Search code examples
apache-sparklazy-evaluationbloom-filter

BloomFilter mergeInPlace() producing unexpected behavior


The Spark Scala code snippet below reproduces the behavior I'm trying to understand. At a high level, we construct two tuples each containing a DF and a Bloom filter of the id column of the respective DF. Then we filter b such that any rows with IDs that are contained in a row in a are removed, and store the union of this filtered result and a as c.

val a_df = Seq(("b", List("4", "16"))).toDF("id", "data")
val a_bloom_filter = a_df.stat.bloomFilter(col("id"), 2, 0.000001)
val a = (a_df, a_bloom_filter)

println("a")
a_df.show(20, false)

val b_df = Seq(("b", List("4")), ("c", List("4"))).toDF("id", "data")
val b_bloom_filter = b_df.stat.bloomFilter(col("id"), 2, 0.000001)
val b = (b_df, b_bloom_filter)

println("b")
b_df.show(20, false)

val a_bloom_filter_udf = udf((s: String) => !a._2.mightContain(s))
val filtered_b_df = b._1.filter(a_bloom_filter_udf(col("id")))

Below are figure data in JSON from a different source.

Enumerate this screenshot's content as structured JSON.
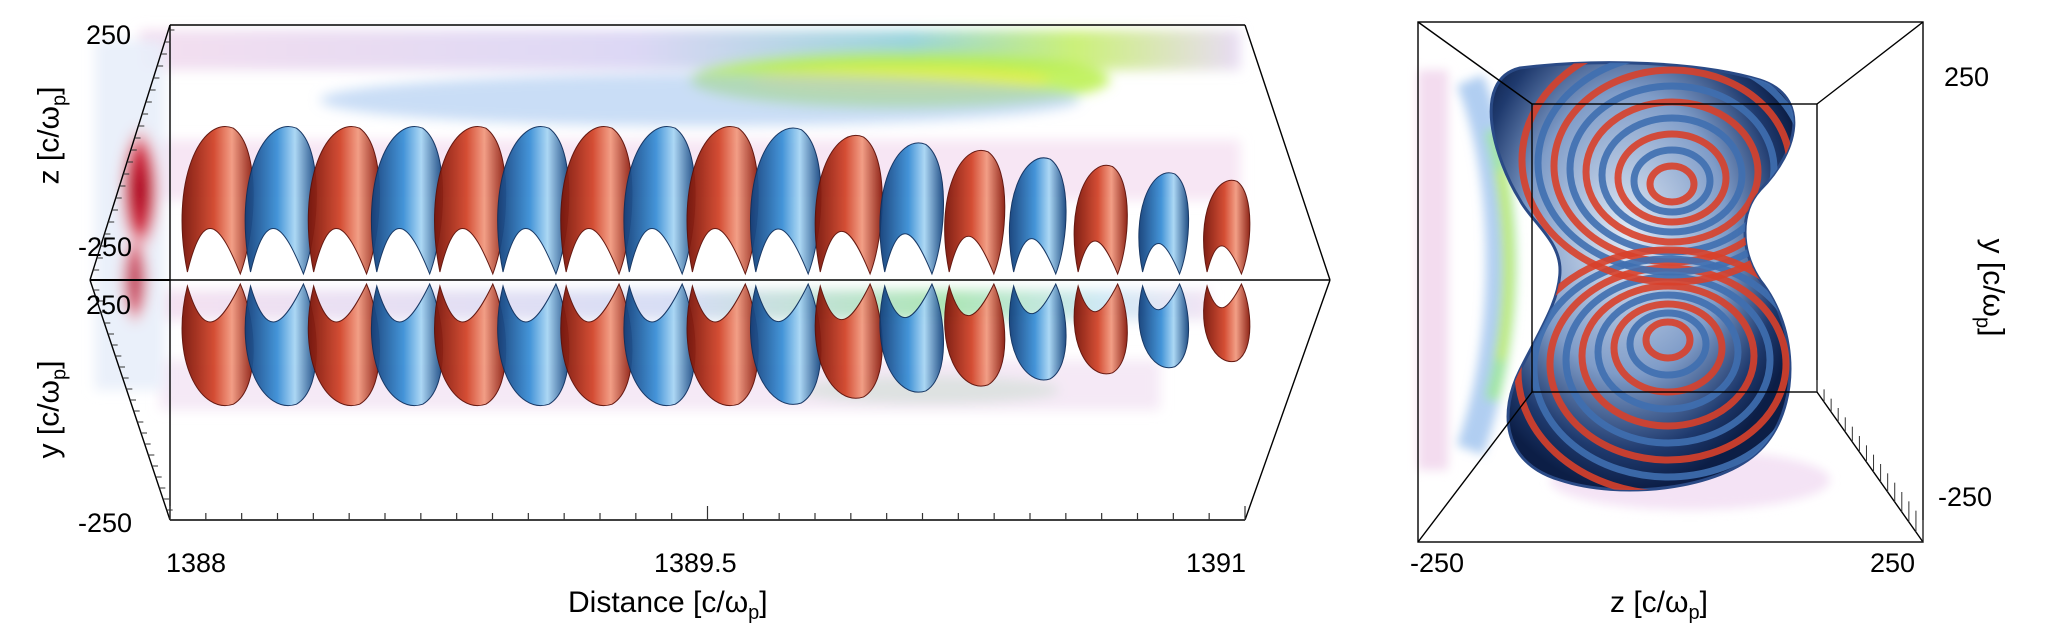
{
  "left_panel": {
    "z_ticks": [
      "250",
      "-250"
    ],
    "y_ticks": [
      "250",
      "-250"
    ],
    "x_ticks": [
      "1388",
      "1389.5",
      "1391"
    ],
    "z_label": "z [c/ω",
    "z_label_sub": "p",
    "z_label_end": "]",
    "y_label": "y [c/ω",
    "y_label_sub": "p",
    "y_label_end": "]",
    "x_label": "Distance [c/ω",
    "x_label_sub": "p",
    "x_label_end": "]"
  },
  "right_panel": {
    "y_ticks": [
      "250",
      "-250"
    ],
    "z_ticks": [
      "-250",
      "250"
    ],
    "y_label": "y [c/ω",
    "y_label_sub": "p",
    "y_label_end": "]",
    "z_label": "z [c/ω",
    "z_label_sub": "p",
    "z_label_end": "]"
  },
  "colors": {
    "positive_surface": "#c8321e",
    "negative_surface": "#2f7fc8",
    "density_low": "#f4dcef",
    "density_mid": "#7fb6e8",
    "density_high": "#b8f04a",
    "axis_line": "#000000"
  },
  "n_wavefronts": 17
}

val c = a._1.union(filtered_b_df)

println("c")
c.show(20, false)

val merged_bloom_filter = a._2.mergeInPlace(b._2)

println("c")
c.show(20, false)

Running this in the Spark REPL produces output I do not understand:

a
+---+-------+
|id |data   |
+---+-------+
|b  |[4, 16]|
+---+-------+

b
+---+-------+
|id |data   |
+---+-------+
|b  |[4, 16]|
+---+-------+

c
+---+-------+
|id |data   |
+---+-------+
|b  |[4, 16]|
|c  |[4]    |
+---+-------+

c
+---+-------+
|id |data   |
+---+-------+
|b  |[4, 16]|
+---+-------+

Specifically, why does c seem to change when we perform the mergeInPlace operation? My expectation is that c would not change between calls to show.

Reading the documentation for mergeInPlace, I see that "The mutations happen to this instance.", which is a._2, or a's Bloom filter in this case.

My current hypothesis is that after the mergeInPlace call, a._2 gets mutated, so a._2 := a._2 OR b._2 , or effectively (b, c) in this example. Then for the second show(), it seems like everything gets re-evaluated, i.e. a._2 = (b, c), so

  • the UDF is re-evaluated with a._2 = (b, c)
  • filtered_b_df is re-evaluated to an empty DF because both of b._1's IDs are found in the "new" Bloom filter a._2
  • c is re-evaluated as the union between a._1 and filtered_b_df (an empty DF), so effectively just a._1, which is exactly what we see from the second show()

This belief is seemingly reinforced by the fact that b._2.mergeInPlace(a._2) instead of a._2.mergeInPlace(b._2) produces the expected behavior (i.e. c does not change) because a._2 is not clobbered which triggers some sort of re-evaluation.


Solution

  • Yep. You answered it yourself, even though you find it odd. show() is an Action that (re-) triggers the execution path.

    The reevaluation occurs ... explanation for val merged_bloom_filter = a._2.mergeInPlace(b._2) is correct. But not for the reversing of this. It is just that the reverse situation i.e. logic for mergeInPlace is not actually used in your code on re-execution, e.g b._2.

    So, if seeking confirmation, then it is confirmed. And there is no unexpected behaviour.